Em termos internacionais, a barbaridade islamita no chamado “estado islâmico” na Síria e Iraque, no Paquistão e na Nigéria sobrepõe-se a tudo, pela violência indescritível. Ao menos, houve coragem para dar o prémio Nobel à jovem Malala, o que não redime o mundo daquilo que é permitido fazer aos extremistas religiosos, neste caso os islamitas. Mas a anexação ilegal da Crimeia por Putin e o abate de um avião civil sobre aquele país deixam tristes recordações e grandes preocupações pelo futuro naquela zona da Europa. A acção do Papa Francisco, quer na renovação doutrinária que tenta levar a cabo, quer pelos esforços pela paz como aconteceu no reatar de relações entre Cuba e os EUA é de saudar. Como é de realçar o facto de aqui ao lado, em Espanha, ser possível que a Justiça leve a julgamento uma princesa, irmã do próprio Rei Filipe.
Entre nós, realce para o fim “limpo” do programa de três anos da troika que nos trouxe austeridade e sacrifícios. Mas, talvez sinais de uma mudança profunda no país, os casos de justiça que têm a ver com o relacionamento da política com a economia, começaram a sair em força dos armários.

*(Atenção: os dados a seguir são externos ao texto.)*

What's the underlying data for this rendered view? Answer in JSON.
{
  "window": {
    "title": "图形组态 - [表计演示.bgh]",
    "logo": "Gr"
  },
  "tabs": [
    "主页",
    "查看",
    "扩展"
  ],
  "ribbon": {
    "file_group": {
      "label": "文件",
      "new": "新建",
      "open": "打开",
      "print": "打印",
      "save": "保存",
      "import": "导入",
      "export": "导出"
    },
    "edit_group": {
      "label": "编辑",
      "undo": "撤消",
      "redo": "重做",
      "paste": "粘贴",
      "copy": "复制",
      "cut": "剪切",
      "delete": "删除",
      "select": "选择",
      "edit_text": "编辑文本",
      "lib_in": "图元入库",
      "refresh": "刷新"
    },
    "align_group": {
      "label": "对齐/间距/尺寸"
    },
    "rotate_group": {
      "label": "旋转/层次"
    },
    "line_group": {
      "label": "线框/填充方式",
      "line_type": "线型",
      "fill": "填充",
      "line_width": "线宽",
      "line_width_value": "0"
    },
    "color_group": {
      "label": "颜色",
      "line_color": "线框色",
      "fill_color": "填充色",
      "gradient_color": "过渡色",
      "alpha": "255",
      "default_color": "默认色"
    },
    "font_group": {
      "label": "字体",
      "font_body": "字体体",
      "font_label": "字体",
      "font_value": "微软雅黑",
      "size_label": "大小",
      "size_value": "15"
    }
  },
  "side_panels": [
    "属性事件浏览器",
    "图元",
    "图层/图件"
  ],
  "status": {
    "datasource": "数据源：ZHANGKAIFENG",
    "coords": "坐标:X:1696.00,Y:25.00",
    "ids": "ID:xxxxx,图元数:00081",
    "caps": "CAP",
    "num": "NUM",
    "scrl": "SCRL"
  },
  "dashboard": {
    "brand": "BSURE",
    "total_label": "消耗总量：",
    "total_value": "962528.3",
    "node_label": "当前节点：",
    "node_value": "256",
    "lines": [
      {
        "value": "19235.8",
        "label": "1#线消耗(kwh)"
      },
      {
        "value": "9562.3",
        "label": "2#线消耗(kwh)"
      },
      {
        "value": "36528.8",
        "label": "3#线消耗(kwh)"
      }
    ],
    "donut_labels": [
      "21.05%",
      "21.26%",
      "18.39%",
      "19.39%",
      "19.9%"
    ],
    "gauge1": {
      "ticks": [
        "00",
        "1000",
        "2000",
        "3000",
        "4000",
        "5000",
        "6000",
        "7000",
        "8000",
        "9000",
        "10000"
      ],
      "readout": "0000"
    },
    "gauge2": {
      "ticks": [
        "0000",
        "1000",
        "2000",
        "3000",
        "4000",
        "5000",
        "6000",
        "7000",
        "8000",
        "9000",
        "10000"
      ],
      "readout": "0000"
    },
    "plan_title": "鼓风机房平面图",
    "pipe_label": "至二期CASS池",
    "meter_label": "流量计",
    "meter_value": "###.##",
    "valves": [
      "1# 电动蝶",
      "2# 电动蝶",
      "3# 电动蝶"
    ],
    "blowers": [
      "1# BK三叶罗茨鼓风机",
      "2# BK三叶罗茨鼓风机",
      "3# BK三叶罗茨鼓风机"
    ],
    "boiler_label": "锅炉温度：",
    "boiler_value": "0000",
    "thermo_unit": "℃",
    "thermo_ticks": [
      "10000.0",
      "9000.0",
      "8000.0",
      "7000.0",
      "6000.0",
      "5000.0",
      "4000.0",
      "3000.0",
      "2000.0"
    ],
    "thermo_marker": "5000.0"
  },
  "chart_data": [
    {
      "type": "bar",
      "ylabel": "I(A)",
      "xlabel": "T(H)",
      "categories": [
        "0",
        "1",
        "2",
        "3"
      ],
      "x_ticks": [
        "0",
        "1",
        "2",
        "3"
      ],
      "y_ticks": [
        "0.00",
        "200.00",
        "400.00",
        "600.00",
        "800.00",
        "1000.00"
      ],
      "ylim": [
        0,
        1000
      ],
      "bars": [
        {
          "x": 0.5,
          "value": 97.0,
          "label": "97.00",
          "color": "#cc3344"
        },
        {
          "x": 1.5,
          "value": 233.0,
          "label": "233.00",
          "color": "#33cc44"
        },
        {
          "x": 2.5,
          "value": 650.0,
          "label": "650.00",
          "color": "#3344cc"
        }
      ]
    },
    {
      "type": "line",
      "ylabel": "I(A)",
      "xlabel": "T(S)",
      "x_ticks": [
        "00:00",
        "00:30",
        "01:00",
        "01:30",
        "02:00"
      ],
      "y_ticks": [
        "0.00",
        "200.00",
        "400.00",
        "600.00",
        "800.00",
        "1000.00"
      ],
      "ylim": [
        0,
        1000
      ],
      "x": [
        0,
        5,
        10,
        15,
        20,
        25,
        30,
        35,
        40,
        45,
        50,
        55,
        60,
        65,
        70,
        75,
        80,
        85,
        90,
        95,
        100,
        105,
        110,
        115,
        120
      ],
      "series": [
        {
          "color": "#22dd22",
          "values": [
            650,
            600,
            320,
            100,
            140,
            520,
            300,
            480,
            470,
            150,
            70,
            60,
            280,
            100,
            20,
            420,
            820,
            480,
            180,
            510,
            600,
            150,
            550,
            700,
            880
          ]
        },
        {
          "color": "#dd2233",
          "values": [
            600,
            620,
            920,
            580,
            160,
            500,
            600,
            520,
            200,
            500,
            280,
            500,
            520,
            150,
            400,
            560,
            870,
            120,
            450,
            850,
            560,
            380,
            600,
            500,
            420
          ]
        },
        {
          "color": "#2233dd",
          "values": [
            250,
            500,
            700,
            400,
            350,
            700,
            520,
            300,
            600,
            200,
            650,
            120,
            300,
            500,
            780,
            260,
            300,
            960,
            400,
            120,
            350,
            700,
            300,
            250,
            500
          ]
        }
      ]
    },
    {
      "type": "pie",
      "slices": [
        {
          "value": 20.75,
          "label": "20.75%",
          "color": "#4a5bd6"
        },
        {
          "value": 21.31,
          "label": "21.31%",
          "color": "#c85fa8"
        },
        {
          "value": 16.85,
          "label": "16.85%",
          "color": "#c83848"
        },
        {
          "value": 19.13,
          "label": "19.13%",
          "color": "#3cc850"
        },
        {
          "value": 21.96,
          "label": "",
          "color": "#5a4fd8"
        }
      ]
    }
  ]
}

 O BES desapareceu e com ele a influência de Ricardo Salgado e do grupo da família Espírito Santo na finança, na economia e mesmo na política. A sua prisão, com libertação caucionada ao pagamento de 3 milhões de euros, abriu a caixa de Pandora de onde começaram a sair coisas nunca antes vistas em Portugal. É o caso da prisão do anterior primeiro-ministro José Sócrates com indícios de corrupção entre outros crimes. Mas não podemos esquecer as condenações judiciais de políticos proeminentes como Maria de Lurdes Rodrigues, Armando Vara e Duarte Lima, neste caso a dez anos de cadeia. Agentes superiores do Estado foram igualmente presos por suspeitas de corrupção, como o Director Nacional do SEF Manuel Palos e o presidente do Instituto de Registos e Notariado, António Figueiredo. A Portugal Telecom está a ter o destino que se previa há muito pela promiscuidade entre política e negócios, desde que vendeu a Vivo num negócio que deverá dar muito que falar em 2015 e foi obrigada a adquirir participação nessa empresa problema brasileira que se chama OI.
Dá a sensação de que o mundo acelerou neste ano de 2014, mas ainda não se sabe bem para onde havendo, no entanto, sinais de esperança, embora acompanhados de muita preocupação.
No fim de 2014, faço votos de que cada um dos meus leitores e leitoras tenha um ano de 2015 que seja melhor do que este de que agora nos despedimos e que possam melhorar um pouco as condições que o mundo vai oferecer aos nossos filhos e netos, os que cá estão e os que chegarão.
Publicado originalmente no Diário de Coimbra em 29 Dezembro 2014

segunda-feira, 22 de dezembro de 2014

Guerra e Paz


Passam agora setenta anos sobre um dos factos mais importantes da Segunda Guerra Mundial, que tem sido motivo de celebrações em diversos locais da Bélgica Holanda e França. Após o desembarque na Normandia em 6 de Junho de 1944, as tropas aliadas avançaram irresistivelmente a caminho da Alemanha, visando a derrota final de Hitler e do seu “império dos mil anos”. Em Dezembro desse ano, Hitler organizou e comandou pessoalmente aquilo que no seu delírio supôs ser a batalha que derrotaria finalmente os aliados. Os alemães juntaram diversos exércitos num total de cerca de 250.000 homens com equipamento militar poderosíssimo incluindo dois exércitos de panzers e organizaram um contra-ataque fulminante de surpresa através das Ardenas, com vista a ocupar o porto de Antuérpia e quebrar os fornecimentos aliados. Foi uma das batalhas mais terríveis do teatro de batalha europeuna segunda Grande Guerra, não só pelas baixas que provocou, mas também pela ferocidade de que se revestiu. Fundamentalmente, foram os exércitos americanos que fizeram frente às terrível ofensiva alemã. Diversos factores contribuiram para as dificuldades com que se defrontaram as tropas aliadas na ofensiva das Ardenas. As nuvens e nevoeiro persistente anularam a vantagem aérea dos aliados. A ofensiva alemã apanhou os aliados de surpresa, não só porque conseguiram manter em segredo a sua preparação, mas também porque foram enviadas largas dezenas de alemães vestidos com fardas americanas para trás das linhas da frente aliadas, que confundiram os altos comandos com informações falsas. Com neve e frio intenso que só por si causaram milhares de baixas, os soldados americanos foram cercados e derrotados em diversos locais da floresta das Ardenas.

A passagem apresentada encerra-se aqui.